Schoonveld: Crony Capitalism at Sea
The National Marine Fisheries Service (in the Department of Commerce) is charged with managing and sustaining America’s populations of ocean fish occurring off its shores. Like others in the federal government’s alphabet soup of agencies (VA, IRS, NEA and others) the NMFS has a poor record. Often, it’s only after populations of fish valuable as game fish and/or for commercial catchers become so meager as to be on the verge of extinction does the NMFS step in to halt over-exploitation.
So it was in 2001 when the fisheries service established a closed zone off Florida’s east coast prohibiting commercial long line fishermen trying to catch the few remaining swordfish which were previously abundant in the area. It was relatively easy to see the devastation occurring from the practice - for swords, as well as other species killed as by-catch in the long line fishery, including marlin, sailfish, several shark species and sea turtles.
Long line fishing involves deploying miles and miles of lines, each with up to 2500 baited hooks per line. These baited hooks attract and catch most species of predator fish.
Depending on the species caught, the fish may or may not live long after being hooked and any of the fish not salable are discarded back into the sea - dead, wounded or living.

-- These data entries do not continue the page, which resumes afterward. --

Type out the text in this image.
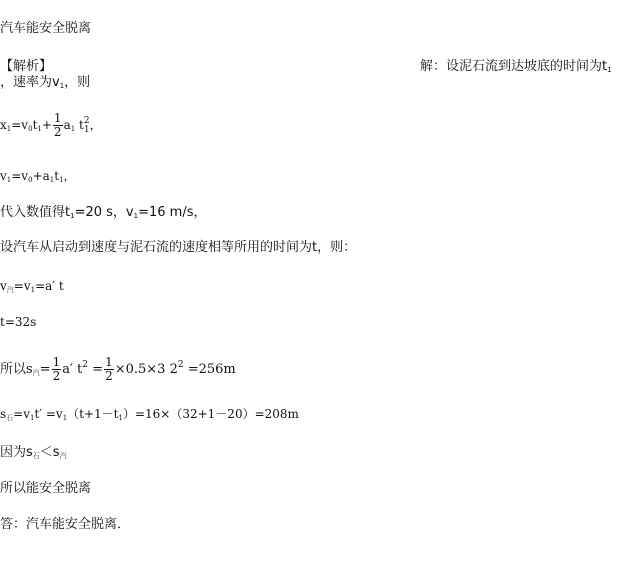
汽车能安全脱离
【解析】	解：设泥石流到达坡底的时间为$t_1$
，速率为$v_1$，则
$x_1=v_0t_1+ \frac{1}{2} a_1$ t 2
1 ，
$v_1=v_0+a_1t_1$，
代入数值得$t_1=20$ s，$v_1=16$ m/s，
设汽车从启动到速度与泥石流的速度相等所用的时间为t，则：
v汽$=v_1=a'$ t
t=32s
所以s汽= $\frac{1}{2} a'$ $t^2 = \frac{1}{2} \times 0.5\times 3$ $2^2 =256m$
s石$=v_1t' =v_1(t+1-t_1)=16\times(32+1-20)=208m$
因为s石＜s汽
所以能安全脱离
答：汽车能安全脱离．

Since then, in the area closed to long lining, swordfish stocks have recovered substantially and catches of sailfish, marlin, yellowfin tuna, and other species have improved. So has the economic return for Florida's sportfishing-related businesses. It’s a straight forward progression. End the indiscriminate slaughter. Swordfish in particular and other species in general rebound. Recreational fishing booms.
One would think the success would be a feather in the NMFS cap. Evidently not, since the service recently announced approval of an Exempted Fishing Permit (EFP) that would allow commercial long line vessels to re-enter the Florida East Coast Closed Zone to target swordfish.
Dr. David Kerstetter of Nova Southeastern University in Ft. Lauderdale applied and was granted an EFP that authorized long line vessels to set lines in the Closed Zone. His research is supposedly a method to evaluate the effectiveness of closing the zone to long line fishing by comparing fishing results in the Closed Zone with the results of operators in open areas. It’s not pure research. The long line operators are allowed to sell their catches with a percentage going to - you guessed it - Dr. Kerstetter’s research program.
To recap - long line fishermen move into an area and as their catches increase, the number of fish in the area decreases to the point the government stops long lining. Once that happens, fish stocks increase and now that things have been put right, the NMFS permits long liners to come back to see if they can mess things up again.
This makes absolutely no sense at all. The conservation benefits accruing in the Closed Zone for the past 16 years will likely be lost. The fish the Zone was designed to protect will now be caught and sold. Other studies of the affect of long lining both in the Florida Closed Zone and other areas have been conducted and analyzed. NMFS has no business authorizing this unnecessary and potentially damaging project.
If NMFS was truly interested in gathering biological and CPUE (catch per unit effort) information from the closed area it would have utilized the recreational fleet which is more than capable of capturing this data. This clearly demonstrates NMFS's institutional bias toward the commercial fleet at the expense of the recreational sector.
Also at risk, besides the fish themselves, is Florida's $7.6 billion sport fishing industry and related businesses that support nearly 110,000 jobs. The dollars that might be generated by the sale of swordfish and other long-lined species at the dock is a tiny drop in the bucket compared to the economic benefits of fishing using targeted methods primarily by recreational anglers.
Why would the NMFS gamble with a closed area program that has been working to everyone's benefit? Because NMFS has always had a cozy relationship with the long line industry. It's a swamp full of entrenched bureaucrats who manage to fly under the political radar most of the time. This issue isn’t particularly partisan since overseers in the National Marine Fisheries Service have favored commercial fishing interests much more than sport and recreational interests for decades regardless if Ds or Rs were running the show.